Some friends inherited an old fibro garden shed when they bought their house. It was termite damaged, wood rotten, lead-headed nails, rusty iron, asbestos walls painted with several layers of paint and other mysteries. For a few years it sat in the “too hard” basket, best not looked at too closely.
But, with a toddler starting to explore the yard, and keen to start a garden, the moment arrived when the shed had to be dealt with. They paid for it to be professionally demolished. But that wasn’t the end of the shed saga. Was the soil contaminated? Lead paint remnants or flakes of asbestos? Was it safe for a garden?
Lead paint was commonly used up till the late 1970’s. Up until 1965 paint was often 50% lead. Houses, and sheds dating from before that often had a history of being scraped and sanded and repainted, and the lead paint flakes and dust settled as a ring around the building. A building footprint outlined in contaminated soil.

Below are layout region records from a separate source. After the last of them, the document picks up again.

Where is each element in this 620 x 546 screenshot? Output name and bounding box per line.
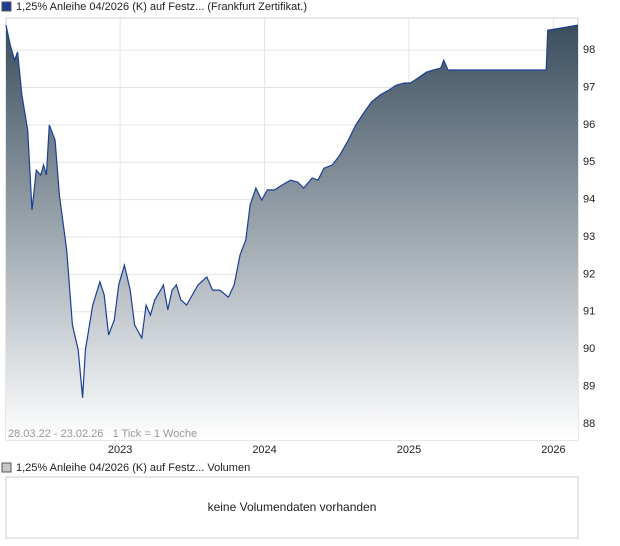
- legend-label: 1,25% Anleihe 04/2026 (K) auf Festz... V…: [16, 462, 250, 474]
- legend-swatch: [1, 1, 12, 12]
- y-tick-label: 88: [583, 418, 595, 430]
- y-tick-label: 90: [583, 343, 595, 355]
- footnote: 28.03.22 - 23.02.26 1 Tick = 1 Woche: [8, 428, 197, 440]
- legend-swatch: [1, 462, 12, 473]
- price-line: [5, 24, 579, 398]
- x-tick-label: 2024: [252, 444, 276, 456]
- y-tick-label: 98: [583, 44, 595, 56]
- y-tick-label: 95: [583, 156, 595, 168]
- x-tick-label: 2025: [397, 444, 421, 456]
- area-fill: [6, 25, 578, 440]
- y-tick-label: 97: [583, 81, 595, 93]
- y-tick-label: 92: [583, 268, 595, 280]
- x-tick-label: 2023: [108, 444, 132, 456]
- y-tick-label: 94: [583, 194, 595, 206]
- legend-label: 1,25% Anleihe 04/2026 (K) auf Festz... (…: [16, 1, 307, 13]
- y-tick-label: 96: [583, 119, 595, 131]
- x-tick-label: 2026: [541, 444, 565, 456]
- y-tick-label: 93: [583, 231, 595, 243]
- y-tick-label: 89: [583, 380, 595, 392]
- volume-message: keine Volumendaten vorhanden: [208, 500, 377, 514]
- volume-panel: [5, 476, 579, 539]
- y-tick-label: 91: [583, 306, 595, 318]
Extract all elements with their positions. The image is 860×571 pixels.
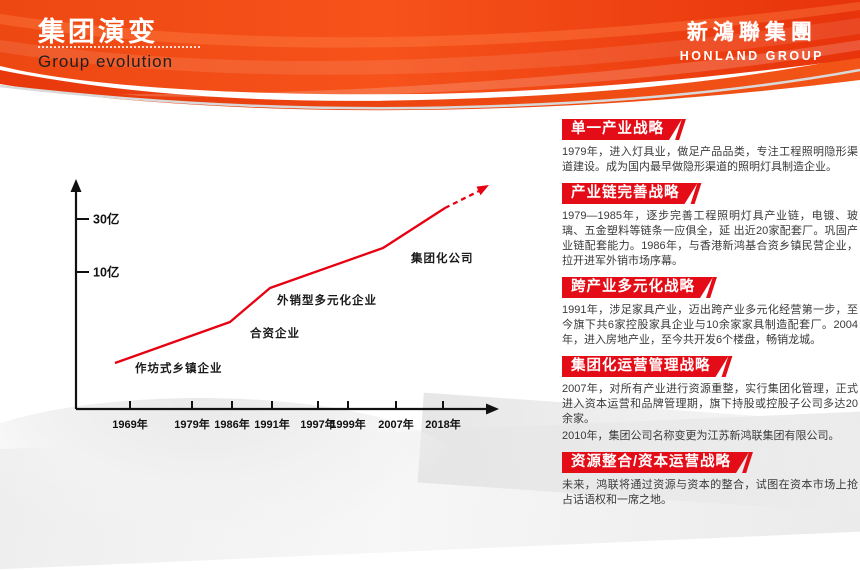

Commercially produced vegetables probably have worse things to worrry about – pesticides and herbicides and anti-microbial post-harvest washes – but kitchen garden vegetables can pick up the lead. Less so in soil with high enough phosphate levels and neutral or slightly basic pH, which luckily is exactly what you want in good kitchen garden soil. Adding chook manure, bone meal, and/or worm castings might be enough. And one of the ways to deal with lead in the soil is to add organic matter, both because lead binds tightly to organic matter making it less available, and also because if you add enough organic matter or imported clean soil, it dilutes it down to naturally occurring kind of levels (lead is naturally present in soil at rates something like 10 to 50 parts per million). By the time you add enough compost to get your soil up to kitchen garden quality, that will probably add up to “enough”. But still …
It’s nice to know what you are dealing with. Most councils will be able to direct you to testing. It’s not crazy expensive – around $85 to test just for lead and up to $150 to include pesticides such as arsenic. Some councils will do it for free. If not, there are lots of commercial and university labs that will do a soil analysis to test for a variety of things including pH, nitrogen, phosphorus, metal analysis including lead, cadmium etc, pesticides residue, POCAS ( acid sulphate soils). Southern Cross University, for example, has an independent laboratory called EAL (environmental analysis laboratory). Here’s a link to their price list.
https://www.scu.edu.au/media/scueduau/eal/pricelists/Contamination-assessment-price-list.pdf
A basic metals/ pesticide test is $144, and they have instructions on how to take the samples and how to enable a secure chain of delivery in case you need to prove your test results.
If you find you have low levels, raised beds filled with imported fresh soil and compost, away from that outline of ancient paint dust might be the safest. Get the pH up to 6.5 – 7 and the phosphate levels high enough by adding chook manure, bone meal, and/or worm castings. If you find it’s really bad, you may have to remove soil. Lead binds to fine soil particles so if the soil hasn’t been stirred up by tilling or excavating, the lead is probably almost all in the top couple of inches. It might be an expensive, but not impossible, disposal problem.
As it turned out our friends had a lucky break. Their shed was probably just painted with poor quality water based paints from washed out brushes from the 1990s. Whew.
(PS – a friend put me on to this wonderful program run by Environmental Science staff at Macquarie University, Sydney – https://www.360dustanalysis.com. They will test garden soil and/or vaccuum dust, from anywhere in Australia, for arsenic, cadmium, chromium), copper, manganese, nickel, zinc, and LEAD. The testing is free but they ask if you could please consider a donation to support the work of the program, starting from $20.)